The top tips for increasing your associations membership renewals

Maintaining a high membership renewal rate is crucial for any nonprofit, club, or association looking to run a successful and impact organisation. Members are the lifeblood of these organsations, and while it is important to bring in new members, it is equally important to retain the ones you already have. 

This can be challenging, as people are busy and may forget to renew their membership or prioritise it low on their list of priorities.  However, it is worth the effort to keep your retention rates high, as it is much more expensive and time-consuming to replace members with new ones. 
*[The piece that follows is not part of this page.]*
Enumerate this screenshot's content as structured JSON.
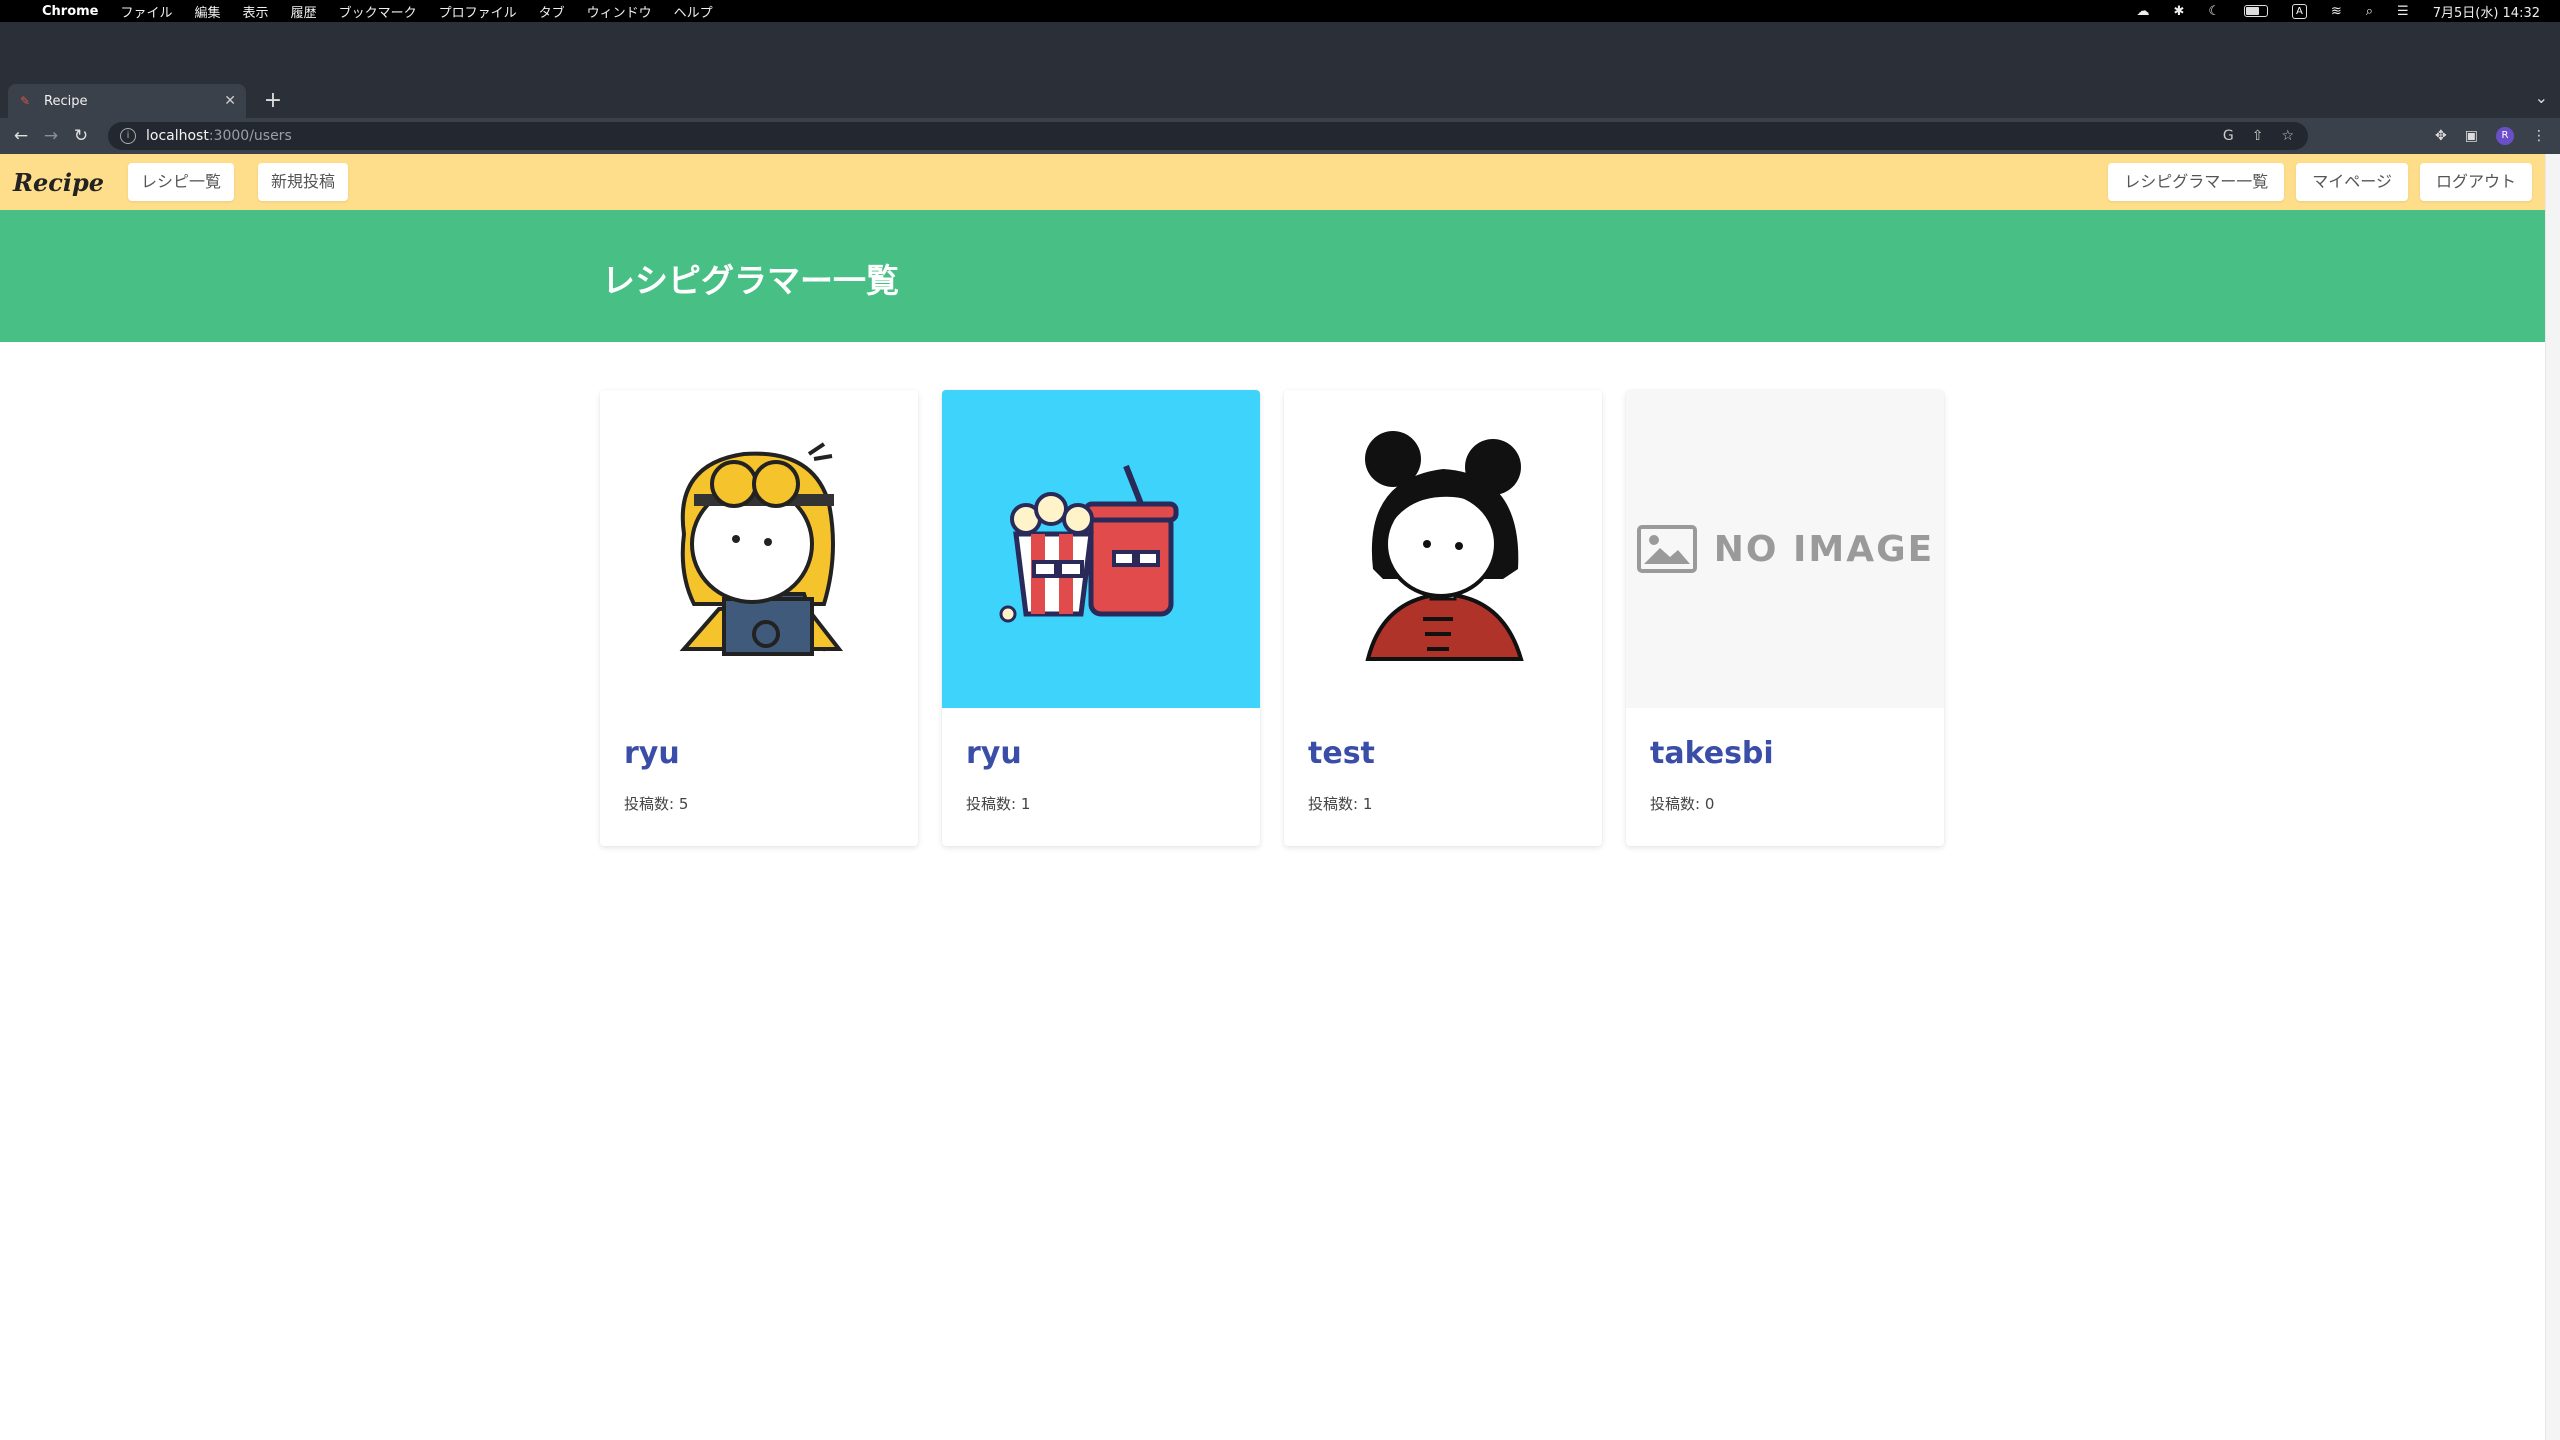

In this guide, we will explore 

  • The importance of membership renewals

  • Offer tips on how to improve the renewal process, 

  • Show off your member benefits, 

  • Create mentorship programs, 

  • How to boost your member engagement

  • The top channels to communicate with members

  • Automating your membership renewals

  • Offering incentives to encourage members to renew 

By following these steps, you can spend less time on administrative tasks, retain happy members year over year, and achieve more consistent renewal revenue.

Why put energy into membership renewals?

Membership renewal, at its core, is all about keeping the members you’ve worked so hard to recruit to your organisation.
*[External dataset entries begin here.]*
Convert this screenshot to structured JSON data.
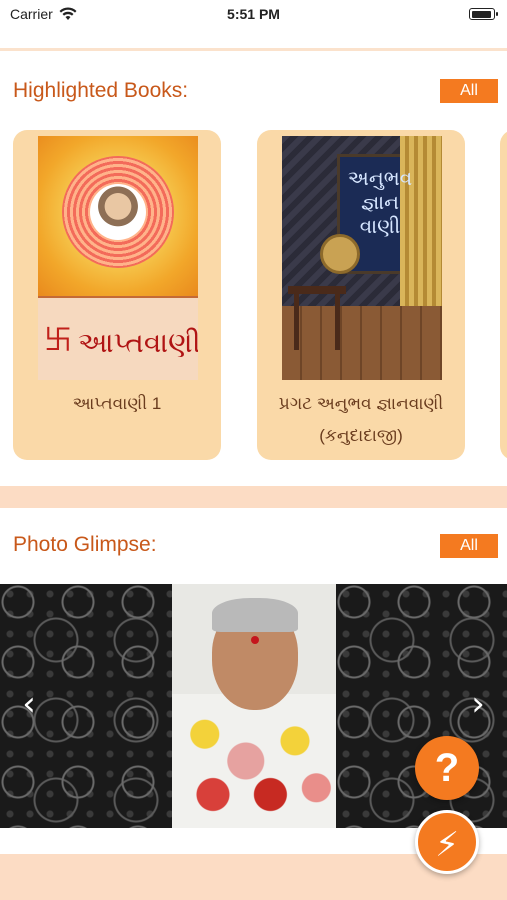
{
  "status_bar": {
    "carrier": "Carrier",
    "time": "5:51 PM",
    "wifi_icon": "wifi-icon",
    "battery_icon": "battery-icon"
  },
  "highlighted_books": {
    "title": "Highlighted Books:",
    "all_label": "All",
    "books": [
      {
        "title": "આપ્તવાણી 1",
        "cover_text": "આપ્તવાણી-૧",
        "cover_symbol": "卐"
      },
      {
        "title_line1": "પ્રગટ અનુભવ જ્ઞાનવાણી",
        "title_line2": "(કનુદાદાજી)",
        "cover_heading_line1": "અનુભવ",
        "cover_heading_line2": "જ્ઞાન",
        "cover_heading_line3": "વાણી"
      }
    ]
  },
  "photo_glimpse": {
    "title": "Photo Glimpse:",
    "all_label": "All",
    "prev_icon": "‹",
    "next_icon": "›"
  },
  "fabs": {
    "help_icon": "?",
    "bolt_icon": "⚡"
  },
  "colors": {
    "accent": "#f47a20",
    "heading": "#c8581a",
    "card": "#fad9a8",
    "band": "#fcdcc4"
  }
}
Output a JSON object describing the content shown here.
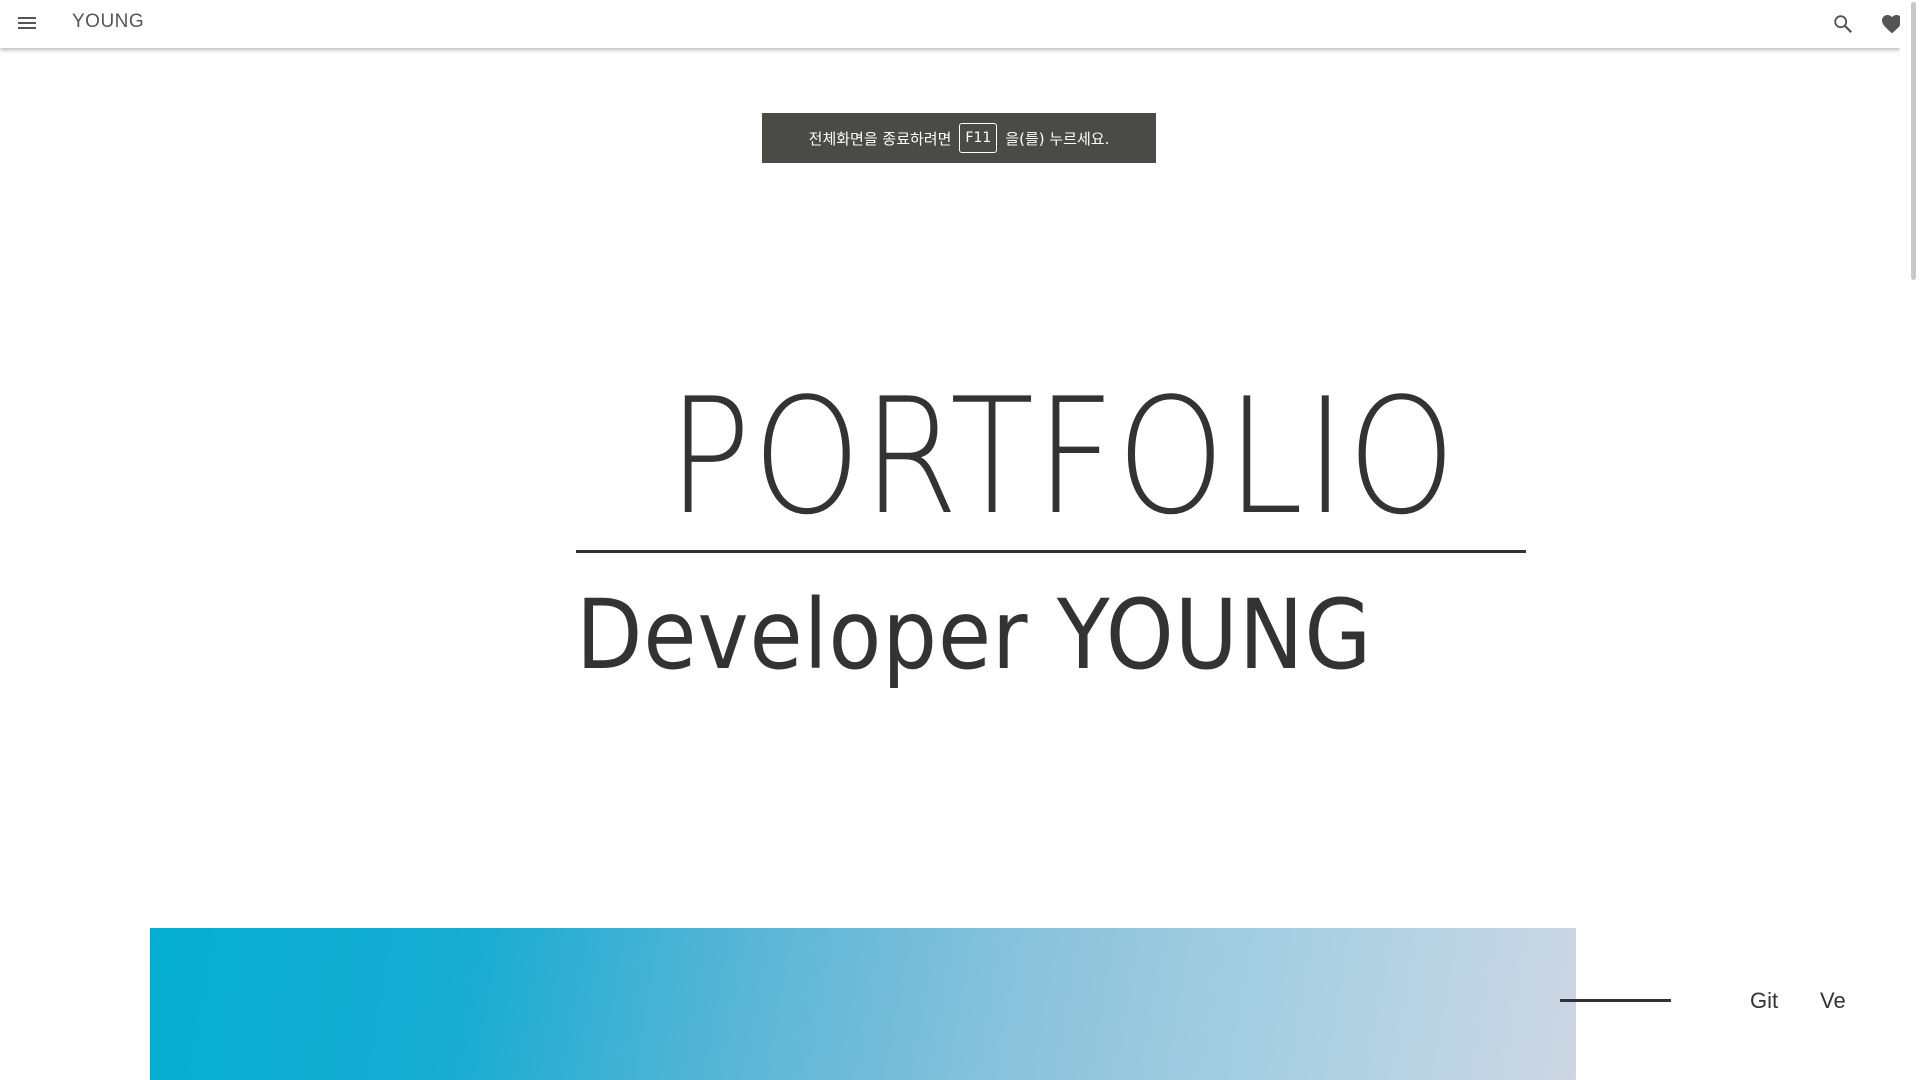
{
  "header": {
    "brand": "YOUNG"
  },
  "fullscreen_notice": {
    "before": "전체화면을 종료하려면",
    "key": "F11",
    "after": "을(를) 누르세요."
  },
  "hero": {
    "title": "PORTFOLIO",
    "subtitle": "Developer YOUNG"
  },
  "side_nav": {
    "items": [
      "Git",
      "Ve"
    ]
  },
  "colors": {
    "text": "#333333",
    "toast_bg": "#4a4a47",
    "banner_start": "#05aed0",
    "banner_end": "#cdd6e3"
  }
}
Can’t keep existing members around? You will be constantly chasing your tail to bring in new members which takes time, money and energy.  No acquisition efforts will be able to fill the gap.

Studies show that it costs 5 times more to recruit and acquire new customers than it does to retain your existing ones.

The longer a member stays with your association, the higher their lifetime value (LTV) will be with your organisation. Think of it this way: if your team spends a lot of time investing in member recruitment, but your benefits aren’t competitive, your new members will leave for greener pastures. And you’ll be left starting from scratch. Not something you want to keep doing!

Keeping established members provides your organisation with a steady stream of income, of course, but it also creates a more diverse member base. Newer members can also benefit from the wisdom and institutional knowledge of seasoned long term members, who’ve had the time to build a community that matters to them.

Not only does it literally pay to keep your current members, but keeping a close eye on renewals can help you identify bigger trends or challenges within your organisation. Maybe members don’t understand the value they’re getting. Maybe you aren’t reaching out often enough—or too much! 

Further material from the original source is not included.